Understanding Observables in Quantum Mechanics

Preliminaries

Recall the \(X\), \(Y\) \(Z\) Pauli Matrices:

\[\begin{equation} X = \begin{pmatrix} 0 && 1 \\ 1 && 0 \end{pmatrix} \end{equation}\]

\[\begin{equation} Y = \begin{pmatrix} 0 && -i \\ i && 0 \end{pmatrix} \end{equation}\]

\[\begin{equation} Z = \begin{pmatrix} 1 && 0 \\ 0 && -1 \end{pmatrix} \end{equation}\]

The eigenvalues of all 3 matrices are \(\{+1, -1\}\). Calculate the eigenvectors for yourself.

Composite Systems

Consider what happens when the transformation \(X_1 Z_2\) is applied to a two qubit system. \(X\) and \(Z\) are Pauli matrices and the 1 subscript on \(X\) is used to denote that the matrix acts on only the first qubit. Similarly for \(Z_2\). Lets see how this transformation will affect the 4 computational basis vectors:

\[\begin{equation} 00 \xrightarrow{Z_2} 00 \xrightarrow{X_1} 10 = \begin{pmatrix} 0 && 0 && 1 && 0 \end{pmatrix}^T \\ 01 \xrightarrow{Z_2} -01 \xrightarrow{X_1} -11 = \begin{pmatrix} 0 && 0 && 0 && -1 \end{pmatrix}^T \\ 10 \xrightarrow{Z_2} 10 \xrightarrow{X_1} 00 = \begin{pmatrix} 1 && 0 && 0 && 0 \end{pmatrix}^T \\ 11 \xrightarrow{Z_2} -11 \xrightarrow{X_1} -01 = \begin{pmatrix} 0 && -1 && 0 && 0 \end{pmatrix}^T \\ \end{equation}\]

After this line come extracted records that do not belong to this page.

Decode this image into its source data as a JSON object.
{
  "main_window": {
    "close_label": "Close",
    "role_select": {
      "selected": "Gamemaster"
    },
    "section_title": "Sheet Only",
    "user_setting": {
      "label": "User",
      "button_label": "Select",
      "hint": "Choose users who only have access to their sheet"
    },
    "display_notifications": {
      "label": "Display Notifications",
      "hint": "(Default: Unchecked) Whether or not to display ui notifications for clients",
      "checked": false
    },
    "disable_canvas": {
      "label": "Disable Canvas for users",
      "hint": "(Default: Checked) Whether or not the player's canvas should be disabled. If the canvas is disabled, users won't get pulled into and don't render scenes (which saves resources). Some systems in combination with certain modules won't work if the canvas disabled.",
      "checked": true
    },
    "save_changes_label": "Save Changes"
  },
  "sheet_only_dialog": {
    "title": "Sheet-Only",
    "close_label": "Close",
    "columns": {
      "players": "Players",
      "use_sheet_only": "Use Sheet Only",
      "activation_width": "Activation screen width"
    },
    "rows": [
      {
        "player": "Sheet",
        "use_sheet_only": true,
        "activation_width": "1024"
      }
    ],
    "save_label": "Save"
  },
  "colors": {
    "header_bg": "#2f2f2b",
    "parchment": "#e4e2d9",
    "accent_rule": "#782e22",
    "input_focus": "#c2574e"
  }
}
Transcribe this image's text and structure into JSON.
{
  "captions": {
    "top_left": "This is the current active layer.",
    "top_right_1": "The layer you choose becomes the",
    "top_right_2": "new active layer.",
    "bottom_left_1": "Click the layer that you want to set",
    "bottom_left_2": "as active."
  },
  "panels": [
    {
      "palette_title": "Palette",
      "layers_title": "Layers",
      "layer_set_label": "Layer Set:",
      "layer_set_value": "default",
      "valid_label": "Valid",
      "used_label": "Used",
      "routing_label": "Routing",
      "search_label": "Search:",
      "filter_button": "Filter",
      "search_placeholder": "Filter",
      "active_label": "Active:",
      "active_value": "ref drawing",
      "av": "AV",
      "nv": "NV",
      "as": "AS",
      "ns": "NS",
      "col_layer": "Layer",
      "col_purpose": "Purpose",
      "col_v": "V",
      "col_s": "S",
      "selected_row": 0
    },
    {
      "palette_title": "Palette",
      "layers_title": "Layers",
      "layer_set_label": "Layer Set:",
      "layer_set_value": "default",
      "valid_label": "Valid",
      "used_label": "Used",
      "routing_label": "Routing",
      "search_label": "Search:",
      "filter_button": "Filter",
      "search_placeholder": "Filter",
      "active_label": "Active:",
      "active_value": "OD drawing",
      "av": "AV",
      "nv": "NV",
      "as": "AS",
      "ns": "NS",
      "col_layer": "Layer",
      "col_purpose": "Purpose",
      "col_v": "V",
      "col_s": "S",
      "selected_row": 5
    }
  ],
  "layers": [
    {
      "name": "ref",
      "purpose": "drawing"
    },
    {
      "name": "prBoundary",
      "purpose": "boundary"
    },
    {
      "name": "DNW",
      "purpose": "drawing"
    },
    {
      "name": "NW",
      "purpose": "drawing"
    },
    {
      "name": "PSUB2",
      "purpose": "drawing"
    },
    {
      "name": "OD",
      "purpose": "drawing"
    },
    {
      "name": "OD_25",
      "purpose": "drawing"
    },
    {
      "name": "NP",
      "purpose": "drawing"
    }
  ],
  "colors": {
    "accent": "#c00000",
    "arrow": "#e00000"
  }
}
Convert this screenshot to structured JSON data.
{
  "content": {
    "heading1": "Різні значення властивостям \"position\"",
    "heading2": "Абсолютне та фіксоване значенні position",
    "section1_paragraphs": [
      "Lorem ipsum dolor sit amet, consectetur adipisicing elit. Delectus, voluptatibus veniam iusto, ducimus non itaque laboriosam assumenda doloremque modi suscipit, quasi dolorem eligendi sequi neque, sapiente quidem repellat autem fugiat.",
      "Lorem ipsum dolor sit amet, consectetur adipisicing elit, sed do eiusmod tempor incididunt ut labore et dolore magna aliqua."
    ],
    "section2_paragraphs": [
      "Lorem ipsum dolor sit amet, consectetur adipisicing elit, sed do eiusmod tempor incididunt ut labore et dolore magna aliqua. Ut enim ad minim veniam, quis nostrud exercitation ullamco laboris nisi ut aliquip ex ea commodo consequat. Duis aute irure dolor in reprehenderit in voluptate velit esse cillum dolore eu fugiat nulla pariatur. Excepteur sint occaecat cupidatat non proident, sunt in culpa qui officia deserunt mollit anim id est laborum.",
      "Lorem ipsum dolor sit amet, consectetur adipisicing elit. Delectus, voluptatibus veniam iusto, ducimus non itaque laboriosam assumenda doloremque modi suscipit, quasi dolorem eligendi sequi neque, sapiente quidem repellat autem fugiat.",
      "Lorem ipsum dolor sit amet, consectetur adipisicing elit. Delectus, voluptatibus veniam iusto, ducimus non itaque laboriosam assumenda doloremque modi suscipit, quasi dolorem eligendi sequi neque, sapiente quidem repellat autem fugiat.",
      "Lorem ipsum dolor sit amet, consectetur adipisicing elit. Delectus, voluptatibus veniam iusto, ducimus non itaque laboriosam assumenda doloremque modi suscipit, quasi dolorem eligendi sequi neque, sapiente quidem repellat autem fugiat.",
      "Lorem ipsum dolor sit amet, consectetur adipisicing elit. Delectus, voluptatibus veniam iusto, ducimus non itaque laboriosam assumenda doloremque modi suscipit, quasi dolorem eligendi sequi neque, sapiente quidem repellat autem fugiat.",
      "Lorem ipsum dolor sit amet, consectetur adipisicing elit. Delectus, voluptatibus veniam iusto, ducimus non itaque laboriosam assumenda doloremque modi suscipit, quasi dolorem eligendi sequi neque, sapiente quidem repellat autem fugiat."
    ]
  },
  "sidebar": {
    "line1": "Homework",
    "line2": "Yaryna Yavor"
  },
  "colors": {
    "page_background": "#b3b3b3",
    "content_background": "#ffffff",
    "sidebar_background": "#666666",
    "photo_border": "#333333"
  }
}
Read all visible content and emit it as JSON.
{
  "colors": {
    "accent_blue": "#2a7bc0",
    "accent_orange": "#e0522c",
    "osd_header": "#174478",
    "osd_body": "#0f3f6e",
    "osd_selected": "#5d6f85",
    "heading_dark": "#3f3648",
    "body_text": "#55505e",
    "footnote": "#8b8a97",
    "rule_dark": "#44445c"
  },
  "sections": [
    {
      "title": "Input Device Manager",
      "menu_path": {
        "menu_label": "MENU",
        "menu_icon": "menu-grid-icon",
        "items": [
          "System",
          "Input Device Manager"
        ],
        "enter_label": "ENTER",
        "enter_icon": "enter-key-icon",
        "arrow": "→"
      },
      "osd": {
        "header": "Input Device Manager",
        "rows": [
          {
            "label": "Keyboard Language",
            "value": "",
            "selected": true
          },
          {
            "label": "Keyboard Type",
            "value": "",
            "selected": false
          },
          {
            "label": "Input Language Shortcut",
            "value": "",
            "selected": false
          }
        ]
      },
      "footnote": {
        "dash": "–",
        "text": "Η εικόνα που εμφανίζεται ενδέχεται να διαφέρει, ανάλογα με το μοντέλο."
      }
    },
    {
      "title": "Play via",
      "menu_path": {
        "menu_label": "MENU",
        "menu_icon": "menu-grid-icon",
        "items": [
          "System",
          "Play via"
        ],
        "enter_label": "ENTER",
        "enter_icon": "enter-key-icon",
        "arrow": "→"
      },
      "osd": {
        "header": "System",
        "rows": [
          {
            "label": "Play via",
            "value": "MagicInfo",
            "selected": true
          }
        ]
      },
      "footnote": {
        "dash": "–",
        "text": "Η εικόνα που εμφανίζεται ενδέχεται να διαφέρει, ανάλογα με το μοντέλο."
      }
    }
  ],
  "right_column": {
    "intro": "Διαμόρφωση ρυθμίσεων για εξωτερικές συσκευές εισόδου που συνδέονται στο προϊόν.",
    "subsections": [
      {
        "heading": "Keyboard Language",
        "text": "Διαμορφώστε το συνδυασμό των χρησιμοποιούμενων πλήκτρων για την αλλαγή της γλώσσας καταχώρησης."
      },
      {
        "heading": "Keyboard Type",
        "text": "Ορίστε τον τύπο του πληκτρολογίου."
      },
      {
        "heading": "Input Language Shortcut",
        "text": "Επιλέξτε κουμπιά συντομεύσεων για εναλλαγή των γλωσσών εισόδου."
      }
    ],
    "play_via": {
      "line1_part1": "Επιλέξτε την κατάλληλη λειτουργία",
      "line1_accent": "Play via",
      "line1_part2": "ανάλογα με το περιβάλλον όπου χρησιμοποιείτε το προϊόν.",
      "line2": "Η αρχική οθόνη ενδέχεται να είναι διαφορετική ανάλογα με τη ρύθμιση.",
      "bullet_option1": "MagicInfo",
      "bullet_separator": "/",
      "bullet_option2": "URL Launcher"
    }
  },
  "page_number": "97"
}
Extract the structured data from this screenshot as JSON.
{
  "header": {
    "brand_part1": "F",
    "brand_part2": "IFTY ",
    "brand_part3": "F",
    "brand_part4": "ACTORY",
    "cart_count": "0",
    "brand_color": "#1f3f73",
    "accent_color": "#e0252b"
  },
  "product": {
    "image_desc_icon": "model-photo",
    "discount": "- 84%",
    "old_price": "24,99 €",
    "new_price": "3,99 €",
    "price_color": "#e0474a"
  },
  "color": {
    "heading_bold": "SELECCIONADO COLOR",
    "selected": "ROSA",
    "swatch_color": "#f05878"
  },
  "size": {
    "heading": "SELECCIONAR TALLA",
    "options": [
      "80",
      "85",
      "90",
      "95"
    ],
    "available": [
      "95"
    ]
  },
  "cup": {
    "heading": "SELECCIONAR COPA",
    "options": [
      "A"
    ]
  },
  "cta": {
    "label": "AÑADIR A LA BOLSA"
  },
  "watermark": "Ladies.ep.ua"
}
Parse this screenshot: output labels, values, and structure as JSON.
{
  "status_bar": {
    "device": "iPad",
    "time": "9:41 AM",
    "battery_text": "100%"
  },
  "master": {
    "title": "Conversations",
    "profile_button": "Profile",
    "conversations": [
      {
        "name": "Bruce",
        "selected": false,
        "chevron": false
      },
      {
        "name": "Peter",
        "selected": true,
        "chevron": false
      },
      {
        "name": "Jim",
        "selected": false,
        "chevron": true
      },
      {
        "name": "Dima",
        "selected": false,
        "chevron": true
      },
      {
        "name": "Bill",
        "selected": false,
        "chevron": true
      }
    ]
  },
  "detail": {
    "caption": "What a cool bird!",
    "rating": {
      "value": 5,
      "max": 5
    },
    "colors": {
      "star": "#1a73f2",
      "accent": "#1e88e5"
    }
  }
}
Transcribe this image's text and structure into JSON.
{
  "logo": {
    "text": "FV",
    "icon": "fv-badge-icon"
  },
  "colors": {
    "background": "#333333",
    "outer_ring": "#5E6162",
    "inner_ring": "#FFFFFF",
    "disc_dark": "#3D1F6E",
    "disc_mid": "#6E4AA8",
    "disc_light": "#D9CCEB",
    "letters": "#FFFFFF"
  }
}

The matrix corresponding to the transformation \(X_1 Z_2\) is thus given by stacking the column vectors as follows:

\[\begin{equation} M = \begin{pmatrix} 0 && 0 && 1 && 0 \\ 0 && 0 && 0 && -1 \\ 1 && 0 && 0 && 0 \\ 0 && -1 && 0 && 0 \end{pmatrix} \end{equation}\]

Note that this matrix is equal to the tensor product of the \(X\) and \(Z\) matrices:

\[\begin{equation} M = \begin{pmatrix} 0 && 1 \\ 1 && 0 \end{pmatrix} \otimes \begin{pmatrix} 1 && 0 \\ 0 && -1 \end{pmatrix} \end{equation}\]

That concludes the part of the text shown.